In the Luumlight

The Real Cost of Free Parking

If you’ve ever brought a book on a plane only to read a few pages the entire flight, you know how that unique disappointment feels. You hauled your book through security and used precious overhead space only to have it sit in your bag, nearly unread. Why would you bring something along that you hardly use?

As it turns out, most Americans do it every day. We haul 4,000 lbs of metal to work, leave it alone for hours, and haul it back home. Even the eco-conscious drivers – the electric vehicle owners – and the long-haul commuters contribute to this staggering statistic: our cars sit, parked, 95% of the time.1 But most of us aren’t willing to change — driving to work is just too convenient when our roads are built and subsidized for private vehicle transportation.

Yes, too convenient. The reason so many people commute by car is that there’s often no perceived immediate consequence of driving alone to work. Driving to work is easy, fast, and — if your employer doesn’t charge for parking — it feels free.

Of course, it’s not actually free. You purchased your car at some point (we hope). You continually insure it, maintain it, and fuel it with gasoline. Traffic makes you angry and tired. The time you spend behind the wheel is wasted. What’s more, your vehicle’s value depreciates even as it sits idle in the parking lot. But driving to work doesn’t feel like a big cost, because that one levy vanishes with your employee perks: you have free parking.

Free parking doesn’t offset the cost of owning a car, but driving commuters are often offered a monetary perk that non-driving commuters aren’t. If a parking space goes for $150/month and an employer is giving it to an employee for free, that’s a $150 monthly benefit that only driving employees reap.
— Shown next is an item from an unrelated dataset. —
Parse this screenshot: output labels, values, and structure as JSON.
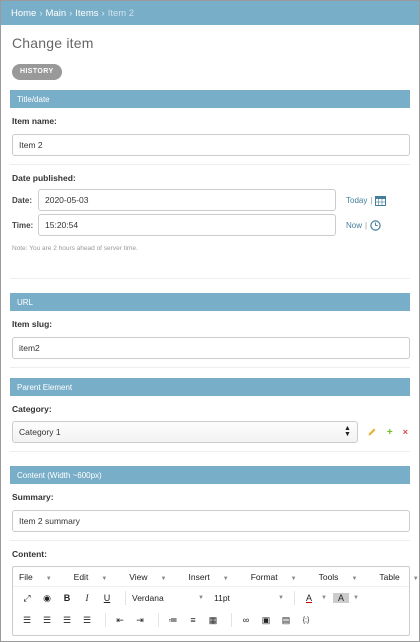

While driving commuters receive cost cuts on their commutes, bus and train commuters have the feeling of losing money by paying a fare for every trip. There’s a disincentive to practice healthier, more sustainable commuting habits! Somehow, this stick has two short ends: drivers get the perception of a cheaper commute, and those who take public transit miss out on a benefit while often still suffering in the traffic created by private commuters (remember, cars aren’t traffic, people are). It’s a faulty system on both ends.

So: how do we make driving feel as expensive as it really is? One change is easy to make — no more free parking! In order to influence people, there needs to be a deterrent on destructive behavior.

Another critical aspect is harder to change, but equally important: we need to change the entitlement culture of free parking. Donald Shoup, author of “The High Cost of Free Parking”, points out that “it’s unfair to have cities where parking is free for cars and housing is expensive for people”. But this disparity feels normal to us, because we’re used to paying rent while parking has historically been given to us for free. When we drive to a shopping center, a friend’s house, or even into our own driveways, we expect to have an empty space in which to keep our cars at no cost. The free parking guarantee encourages us to drive. As we drive more, congestion and emissions rise, and more money goes toward meeting parking demand instead of toward public transit, which would be not only beneficial to those who can’t afford a car or parking, but also to the quality of life and environmental welfare of the city.

But – on the other side of the coin – when we go places we know we can’t park for free, like the airport, we are motivated to consider other transport options rather than face the displeasure of having to pay to park. But that displeasure, while irksome, is important – it’s like a speeding ticket that discourages us from driving unsafely, a stomach ache that discourages us from eating a whole cake, or a plastic cup fee that encourages us to bring a travel mug. When something is costly, whether monetarily, environmentally, or to public safety, we should pay for it.